Roche, who was on the bow, saw the monster first and shouted to Colwell to keep away. The latter, not understanding, held on his course with the result that the boat came squarely alongside the monster which, they said, thrust out one hind leg and pushed itself clear of the boat.

“I didn’t know what was going to happen,” said Captain Colwell, “our boat is fifty-two feet long and this thing was many feet longer. What it could have accomplished if it had started to fight, I hate to think.”

The creature was heading toward sea and moving very slowly, so that both men had ample opportunity to study its appearance. Their description tallies in every detail and gives a picture of an incredible animal, larger and more exotic than the sea serpents of seaside fiction. The narration is given seriously, however, and with every instance that it is the truth.

In the words of the fishermen, “It was shaped like an alligator, only the head was more rounding, with the jaws swelling out from the joints and curving in toward the front. The mouth seemed to open clear back to the joint, but no teeth could be seen. The general shape of the head was like that of a cow, and it was almost about four feet long. There were large nostrils and ears shaped something like those of a cow, and something like a pig’s. The eyes showed a great deal of white and were the size of a medium plate.

“The body was perfectly smooth, with its greatest width at the shoulders, tapering somewhat toward the rear. The fore legs were shaped exactly like a man’s arms, with five tows on each paw. The hind legs were much longer in proportion, with the middle joint or knee bending backward, like that of a person. They also had five toes on each foot.

“The tail was slightly darker color and carried a ridge along its upper surface that gave it a triangular shaped appearance. It was the size of a barrel where it joined the body, tapering to the size of a man’s leg or smaller. On the extreme end was a triangular fin or something similar that appeared to be composed of a horny substance and showed signs of being worn and broken. About four feet of this tail appeared above the water as the creature swam, and was constantly thrashed about. The swimming was all done with the four legs which were moved exactly as a person’s limbs.”

Roche has been to sea for a dozen years in fishing vessels, and Captain Colwell has followed the sea all his life. Both men declared that they had never seen anything like the monster before, and they did not appear anxious to see it again.
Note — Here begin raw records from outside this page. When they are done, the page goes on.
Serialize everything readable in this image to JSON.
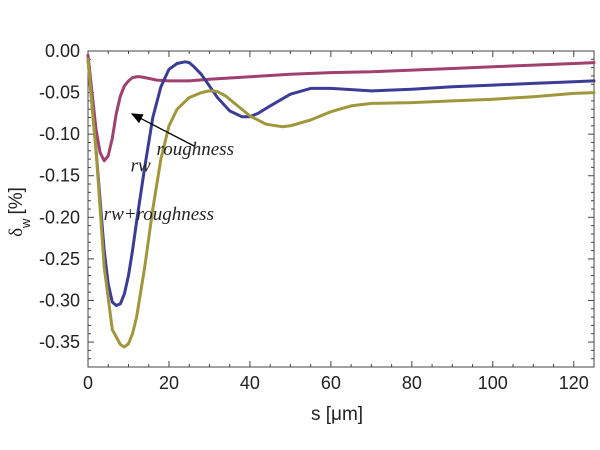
{
  "chart_data": {
    "type": "line",
    "title": "",
    "xlabel": "s [μm]",
    "ylabel": "δ_w [%]",
    "ylabel_main": "δ",
    "ylabel_sub": "w",
    "ylabel_unit": "[%]",
    "xlim": [
      0,
      125
    ],
    "ylim": [
      -0.38,
      0.0
    ],
    "xticks": [
      0,
      20,
      40,
      60,
      80,
      100,
      120
    ],
    "yticks": [
      0.0,
      -0.05,
      -0.1,
      -0.15,
      -0.2,
      -0.25,
      -0.3,
      -0.35
    ],
    "grid": false,
    "series": [
      {
        "name": "roughness",
        "color": "#a0406e",
        "x": [
          0,
          1,
          2,
          3,
          4,
          5,
          6,
          7,
          8,
          9,
          10,
          11,
          12,
          13,
          14,
          15,
          17,
          20,
          25,
          30,
          40,
          50,
          60,
          70,
          80,
          90,
          100,
          110,
          120,
          125
        ],
        "y": [
          -0.005,
          -0.05,
          -0.095,
          -0.122,
          -0.132,
          -0.126,
          -0.105,
          -0.075,
          -0.054,
          -0.042,
          -0.036,
          -0.032,
          -0.031,
          -0.031,
          -0.032,
          -0.033,
          -0.035,
          -0.036,
          -0.036,
          -0.034,
          -0.031,
          -0.028,
          -0.026,
          -0.025,
          -0.023,
          -0.021,
          -0.019,
          -0.017,
          -0.015,
          -0.014
        ]
      },
      {
        "name": "rw",
        "color": "#3c3c96",
        "x": [
          0,
          2,
          4,
          5,
          6,
          7,
          8,
          9,
          10,
          11,
          12,
          14,
          16,
          18,
          20,
          22,
          24,
          25,
          26,
          28,
          30,
          32,
          35,
          38,
          40,
          42,
          45,
          50,
          55,
          60,
          70,
          80,
          90,
          100,
          110,
          120,
          125
        ],
        "y": [
          -0.01,
          -0.12,
          -0.24,
          -0.28,
          -0.302,
          -0.306,
          -0.304,
          -0.292,
          -0.27,
          -0.24,
          -0.205,
          -0.14,
          -0.08,
          -0.043,
          -0.022,
          -0.015,
          -0.013,
          -0.014,
          -0.018,
          -0.028,
          -0.042,
          -0.056,
          -0.072,
          -0.079,
          -0.079,
          -0.075,
          -0.066,
          -0.052,
          -0.045,
          -0.045,
          -0.048,
          -0.046,
          -0.043,
          -0.041,
          -0.039,
          -0.037,
          -0.036
        ]
      },
      {
        "name": "rw+roughness",
        "color": "#a0963c",
        "x": [
          0,
          2,
          4,
          6,
          8,
          9,
          10,
          11,
          12,
          14,
          16,
          18,
          20,
          22,
          25,
          28,
          30,
          31,
          32,
          34,
          36,
          40,
          44,
          48,
          50,
          55,
          60,
          65,
          70,
          80,
          90,
          100,
          110,
          120,
          125
        ],
        "y": [
          -0.01,
          -0.12,
          -0.26,
          -0.335,
          -0.353,
          -0.356,
          -0.352,
          -0.34,
          -0.32,
          -0.26,
          -0.19,
          -0.13,
          -0.09,
          -0.07,
          -0.056,
          -0.05,
          -0.048,
          -0.048,
          -0.049,
          -0.054,
          -0.062,
          -0.078,
          -0.088,
          -0.091,
          -0.09,
          -0.083,
          -0.073,
          -0.066,
          -0.063,
          -0.062,
          -0.06,
          -0.058,
          -0.055,
          -0.051,
          -0.05
        ]
      }
    ],
    "annotations": [
      {
        "text": "rw",
        "x": 13,
        "y": -0.145
      },
      {
        "text": "roughness",
        "x": 26.5,
        "y": -0.125
      },
      {
        "text": "rw+roughness",
        "x": 17.5,
        "y": -0.203
      }
    ],
    "arrow": {
      "from": [
        26.5,
        -0.115
      ],
      "to": [
        11,
        -0.076
      ]
    }
  }
}
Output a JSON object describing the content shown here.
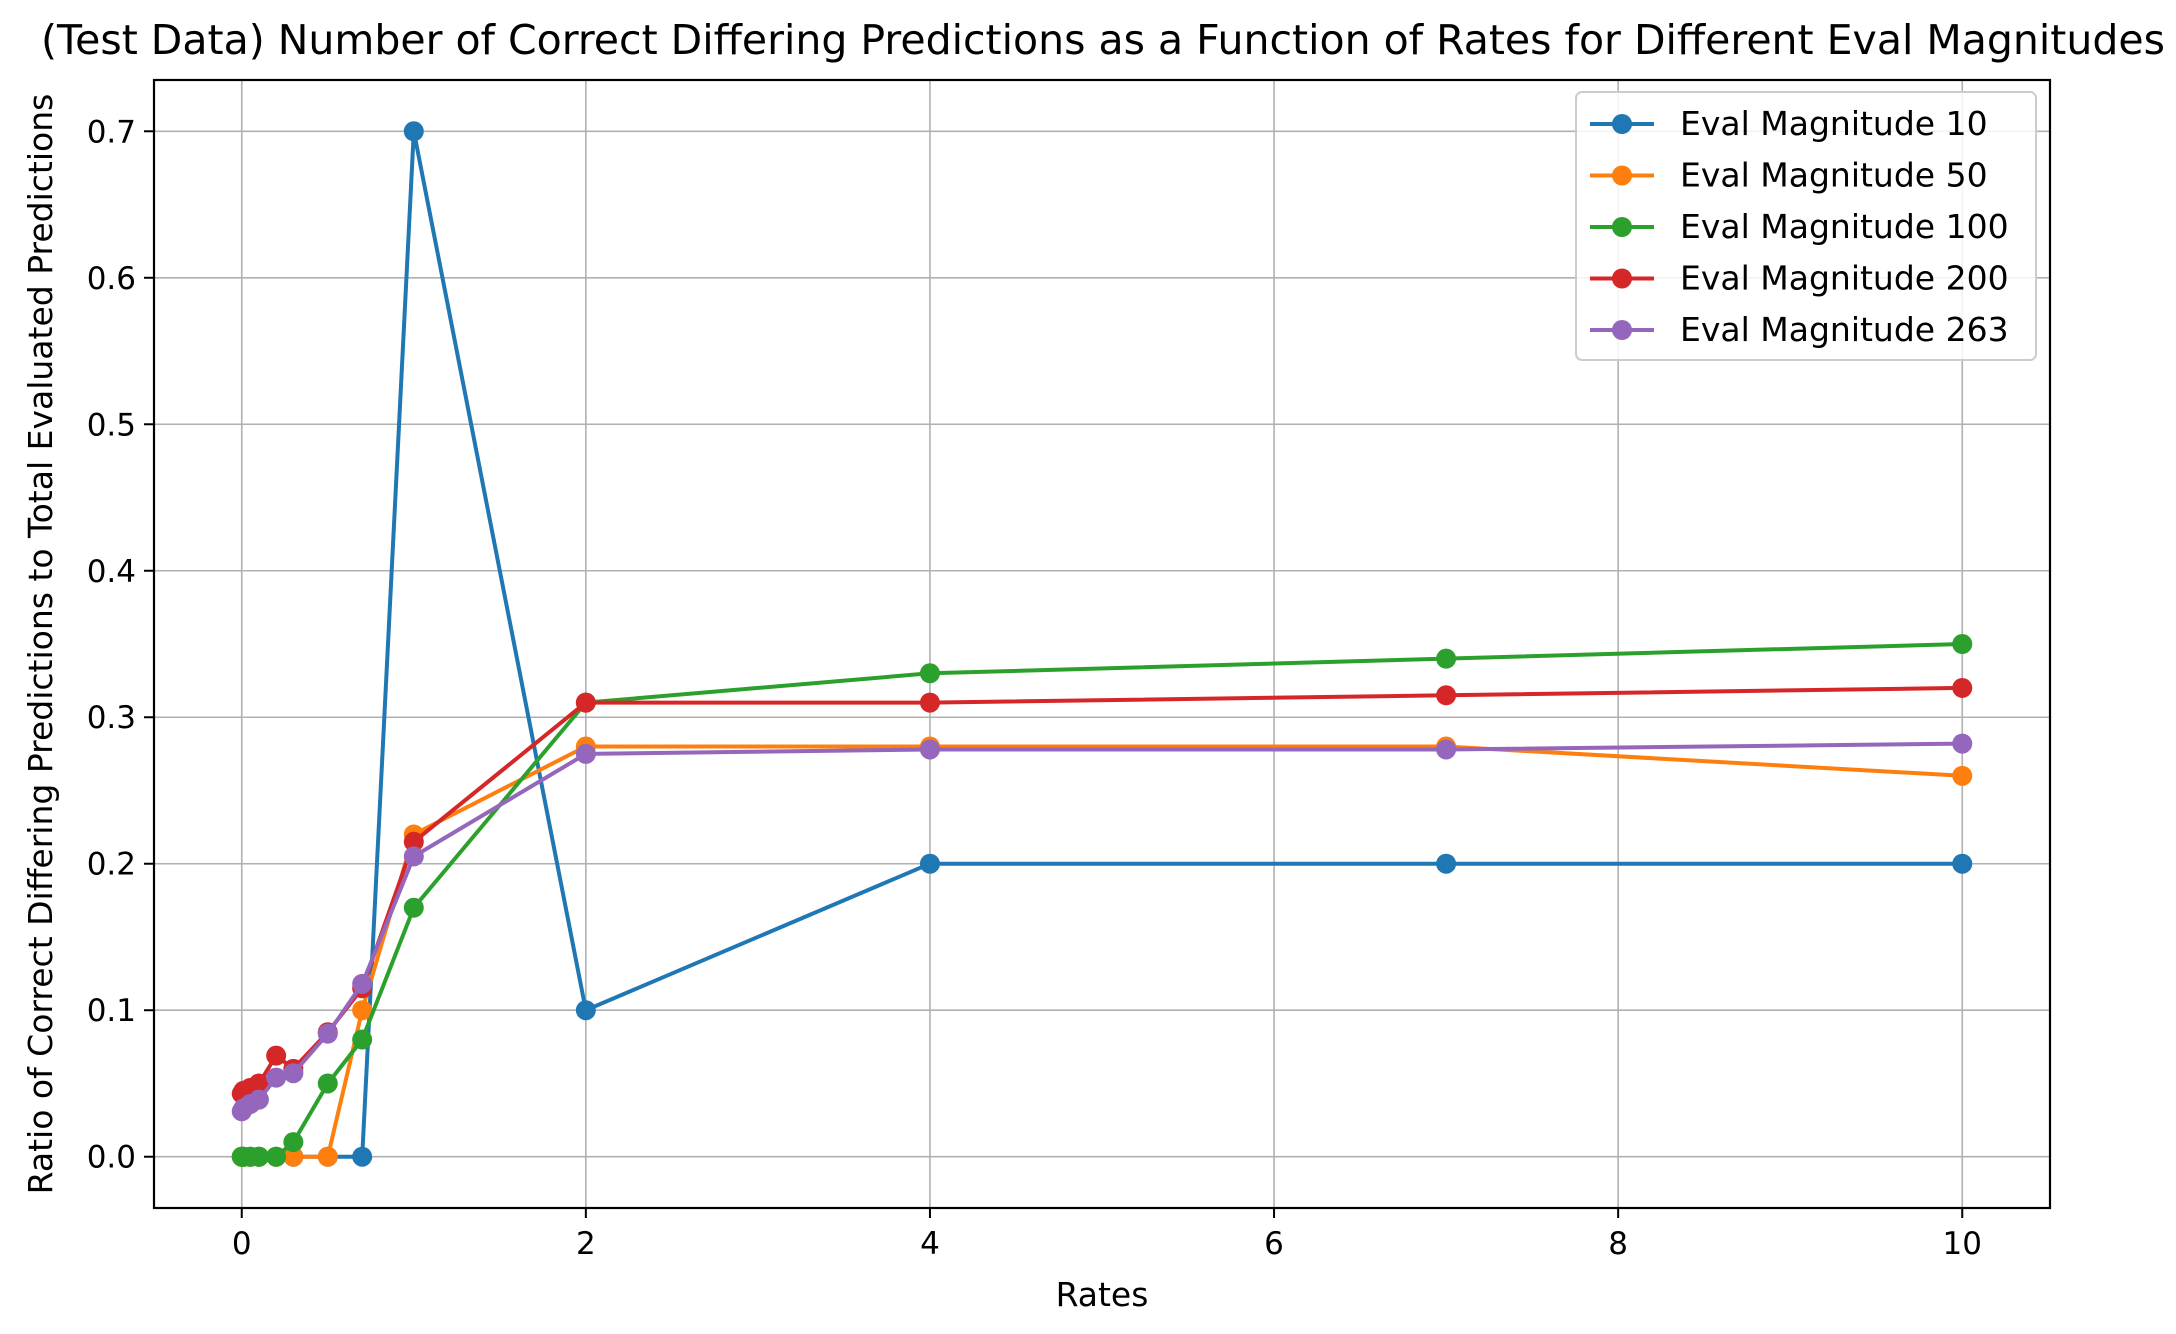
{
  "chart_data": {
    "type": "line",
    "title": "(Test Data) Number of Correct Differing Predictions as a Function of Rates for Different Eval Magnitudes",
    "xlabel": "Rates",
    "ylabel": "Ratio of Correct Differing Predictions to Total Evaluated Predictions",
    "xlim": [
      -0.51,
      10.51
    ],
    "ylim": [
      -0.035,
      0.735
    ],
    "x_ticks": [
      0,
      2,
      4,
      6,
      8,
      10
    ],
    "x_tick_labels": [
      "0",
      "2",
      "4",
      "6",
      "8",
      "10"
    ],
    "y_ticks": [
      0.0,
      0.1,
      0.2,
      0.3,
      0.4,
      0.5,
      0.6,
      0.7
    ],
    "y_tick_labels": [
      "0.0",
      "0.1",
      "0.2",
      "0.3",
      "0.4",
      "0.5",
      "0.6",
      "0.7"
    ],
    "grid": true,
    "legend_position": "top-right",
    "x": [
      0,
      0.01,
      0.05,
      0.1,
      0.2,
      0.3,
      0.5,
      0.7,
      1,
      2,
      4,
      7,
      10
    ],
    "series": [
      {
        "name": "Eval Magnitude 10",
        "color": "#1f77b4",
        "values": [
          0.0,
          0.0,
          0.0,
          0.0,
          0.0,
          0.0,
          0.0,
          0.0,
          0.7,
          0.1,
          0.2,
          0.2,
          0.2
        ]
      },
      {
        "name": "Eval Magnitude 50",
        "color": "#ff7f0e",
        "values": [
          0.0,
          0.0,
          0.0,
          0.0,
          0.0,
          0.0,
          0.0,
          0.1,
          0.22,
          0.28,
          0.28,
          0.28,
          0.26
        ]
      },
      {
        "name": "Eval Magnitude 100",
        "color": "#2ca02c",
        "values": [
          0.0,
          0.0,
          0.0,
          0.0,
          0.0,
          0.01,
          0.05,
          0.08,
          0.17,
          0.31,
          0.33,
          0.34,
          0.35
        ]
      },
      {
        "name": "Eval Magnitude 200",
        "color": "#d62728",
        "values": [
          0.043,
          0.045,
          0.047,
          0.05,
          0.069,
          0.06,
          0.085,
          0.115,
          0.215,
          0.31,
          0.31,
          0.315,
          0.32
        ]
      },
      {
        "name": "Eval Magnitude 263",
        "color": "#9467bd",
        "values": [
          0.031,
          0.033,
          0.036,
          0.039,
          0.054,
          0.057,
          0.084,
          0.118,
          0.205,
          0.275,
          0.278,
          0.278,
          0.282
        ]
      }
    ]
  }
}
The Bight fishermen in general have done considerable laughing and joking over the story, but there is an undercurrent of seriousness, which was further increased by the mysterious loss of a Woods Hole fisherman out of his boat on Saturday while hauling pots near Quicks Hole. The boat was found steaming slowly with no one on board and a lobster pot buoy jammed between two bait barrels, the line trailing over the stern and parted as if from strain. There was no sign of the fisherman, no indication of what manner of disaster had overtaken him.

This is not the first report of sea monsters in Vineyard waters, but it is the first time there has been so circumstantial an account, and the first time that unexplained tragedy so closely up the heels of the report.

The files of the Gazette, some seventy years back, related the sighting of a monster between Gay Head and Newport by an Edgartown packet captain whose truthfulness and aversion to exaggeration were vouched by the editor. In this article the creature was describes as about seventy feet long, with a head shaped like that of a horse and as big as a barrel. The article also mentioned fore flippers and limbs.

Other fishermen now living and fishing out of the Bight have seen strange creatures back of Gay Head at various times, but have never been able to approach near enough to discover their shape and form.

Fishermen who have read Kipling’s story of a great sea lizard dislodged from the sea bottom by a submarine earthquake are asking whether the recent earthquake that sunk the halibut banks could have raised the present monster from its habitat. Kipling described his creature as having white eyes.